Setelah pria itu melepaskan tangan kananku, aku memukul dengan kuat dagunya.
Walaupun pukulan ku tidak sampai membuatnya menjauh, dia semakin marah dan
menyiapkan kepalan pukulannya. Tapi beberapa saat kemudian, dia pingsan. Tentu
saja karena jika memukul dagu, hal yang palig fatal berakibat adalah geger
otak.
Aku berdiri dan berlari menjauh dari kamar mandi tersebut,
dan menemukan penjaga yang menjagaku tadi di pojok lorong.
21 Hari kemudian. di siang itu, aku yang masih berolahraga
mendengar pintu besi tahananku dibuka dan seorang penjaga menyilahkan ku keluar
sel. Aku hanya mengikutinya tanpa sepatah katapun. dalam keadaan terborgol
tersebut, aku sekarang berada diluar penjara yang sudah mengurungku selama 24
hari itu. Penjaga tersebut mearik tanganku dan melepaska borgolku sembari
berkata “Kau telah dibebaskan” dalam keadaaan terbodoh tersebut, aku berjalan
kedepan mendekati jalan trotoar, dan di samping kanan kanan yang tidak jauh
dariku, aku melihat sosok yang sudah sangat kukenal.
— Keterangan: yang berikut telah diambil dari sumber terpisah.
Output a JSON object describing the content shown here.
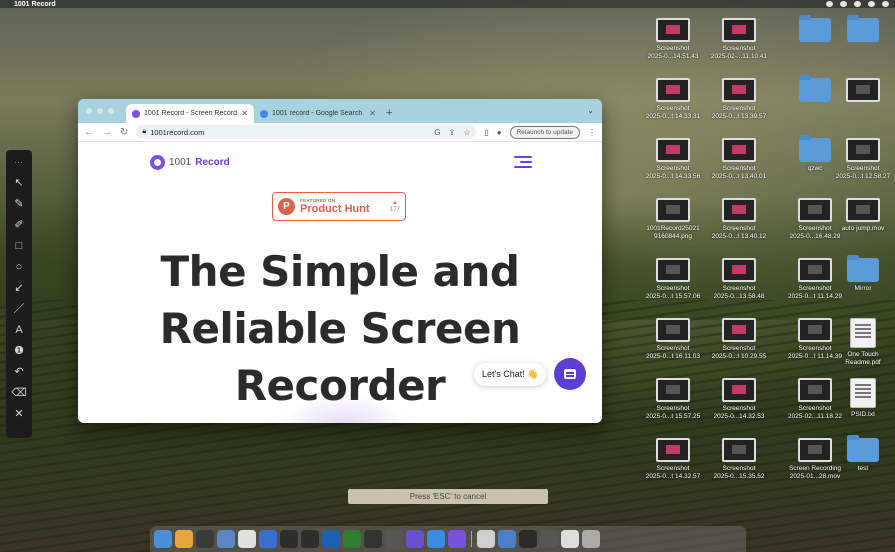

Ya benar itu adalah Pak
Tua Korna.
Aku menghampirinya dengan tergesa-gesa dan tanpa sadar
memeluknya dengan sangat erat, aku merasakan rasa hangat air mataku mengalir
kian deras di sudut pipiku. Dan Pak Tua Korna membalasnya dengan memegang
kepalaku. Setelah itu, kami berdua menaiki gerobak kuda dan pulang ke desa
Roxanda.
Selama 3 hari di perjalanan itu, aku bertanya bagaimana aku
bisa bebas, namun Pak Tua Korna hanya menjawab “Masalah sudah selesai, kau
tidak perlu memikirkannya. Kau sudah bebas” namun hal tersebut masihh membebani
pikiranku. Sesampainya dirumah pak Tua Korna. Malam itu, aku mendatangi Pak Tua
Korna di perpustakaannya, aku memberanikan diri utnuk berterima kasih
kepadanya. Sampai di ruang perpustakaan aku melihat Pak Tua Korna sedang
membaca buku seperti yang biasa lakukan. 2 meter, 1 meter kemudian aku menyapa
pak tua Korna.
“hmm… Tuan Korna”
“Ooohh… ada apa bocah? Bukankah sudah kubilang jangan kau
panggil memakai nama ‘tuan’ atau apapun itu, panggil saja aku pak tua ahahaha.”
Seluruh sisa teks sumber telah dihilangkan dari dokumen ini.